There can be no doubt that the emotion received is that which Eisenstein intended to communicate, proving beyond a shadow of a doubt the power of film as a communicative medium.  This type of exercise has been imitated in many movies since, notably in the church-burning scene from Roland Emmerich’s The Patriot.  As the British lock these people in the building and set it ablaze, the townspeople attempt everything the audience wants them to.  Open the doors?  They’re locked.  Break through the windows?  There are bars along them.  The connection between audience and victim works because the audience naturally projects itself into the position of the protagonists.  Thus, the hero’s failures become our failures.
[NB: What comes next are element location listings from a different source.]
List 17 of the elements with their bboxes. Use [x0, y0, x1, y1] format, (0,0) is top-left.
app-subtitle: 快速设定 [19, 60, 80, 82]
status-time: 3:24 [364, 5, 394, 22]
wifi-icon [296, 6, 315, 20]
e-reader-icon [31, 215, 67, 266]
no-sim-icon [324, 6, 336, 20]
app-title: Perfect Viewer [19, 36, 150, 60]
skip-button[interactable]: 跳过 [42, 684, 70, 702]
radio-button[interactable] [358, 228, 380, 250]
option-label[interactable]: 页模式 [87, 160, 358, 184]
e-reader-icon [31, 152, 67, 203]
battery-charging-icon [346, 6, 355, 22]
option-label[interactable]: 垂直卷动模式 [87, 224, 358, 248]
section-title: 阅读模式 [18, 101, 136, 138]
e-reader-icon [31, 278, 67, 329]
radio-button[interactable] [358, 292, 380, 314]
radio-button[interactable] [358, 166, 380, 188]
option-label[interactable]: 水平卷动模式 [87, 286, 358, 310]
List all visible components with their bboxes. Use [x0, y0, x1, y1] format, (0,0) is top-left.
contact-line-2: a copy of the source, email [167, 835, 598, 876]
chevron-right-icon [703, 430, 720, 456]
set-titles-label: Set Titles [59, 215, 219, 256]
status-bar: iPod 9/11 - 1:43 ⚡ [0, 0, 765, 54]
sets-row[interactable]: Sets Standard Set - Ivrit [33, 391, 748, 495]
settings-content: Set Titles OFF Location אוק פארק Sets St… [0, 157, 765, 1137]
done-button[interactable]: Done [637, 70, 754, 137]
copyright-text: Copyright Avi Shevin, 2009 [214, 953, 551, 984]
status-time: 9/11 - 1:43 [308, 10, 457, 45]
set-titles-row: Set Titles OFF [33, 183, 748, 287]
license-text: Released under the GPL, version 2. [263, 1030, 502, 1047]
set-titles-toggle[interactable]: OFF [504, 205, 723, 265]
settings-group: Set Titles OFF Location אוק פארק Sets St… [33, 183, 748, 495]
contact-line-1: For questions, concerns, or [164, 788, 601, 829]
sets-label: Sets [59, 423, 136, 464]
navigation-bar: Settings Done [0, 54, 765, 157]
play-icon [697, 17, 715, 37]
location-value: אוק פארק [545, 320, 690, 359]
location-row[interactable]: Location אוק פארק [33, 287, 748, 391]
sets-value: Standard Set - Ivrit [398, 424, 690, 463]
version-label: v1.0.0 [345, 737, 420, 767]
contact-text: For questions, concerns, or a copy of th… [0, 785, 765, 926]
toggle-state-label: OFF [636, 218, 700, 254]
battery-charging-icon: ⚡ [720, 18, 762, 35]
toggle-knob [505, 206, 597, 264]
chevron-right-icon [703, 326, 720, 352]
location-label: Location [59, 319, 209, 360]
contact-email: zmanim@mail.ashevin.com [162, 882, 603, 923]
The film’s job is to make the audience ‘help itself,’ not to ‘entertain’ it.  To grip, not to amuse,” wrote Eisenstein in the essay A Course in Treatment.  The discussion at hand was whether or not it was the role of the filmmaker to entertain the masses.  He took the position that any communicative medium must not be held down by any such obligation to communicate a specific thing.  Instead, films ought to harness the very things that make up the psycho/physiological core of every person going to the cinema.

The linguistic possibilities of art have been explored since the beginnings of Creation.  Time allows for Process, and Process allows for temporal art forms such as music and film to harness emotional expression through the means of story.  As audience needs will change over time, the methods by which foundational human emotions are articulated may change with them.  But the potential for human expression concerning spiritual/emotional/psycho/physiological experiences will only grow.

Works Cited

Eisenstein, Sergei. “A Course in Treatment.” Online.

Eisenstein, Sergei. “A Dialectic Approach to Film Form.” (1945).  Online.

Eisenstein, Sergei.  “Film Form.” Online.

Eisenstein, Sergei.  “The Filmic Fourth Dimension.” Online.

Eisenstein, Sergei.  “Methods of Montage.” Online.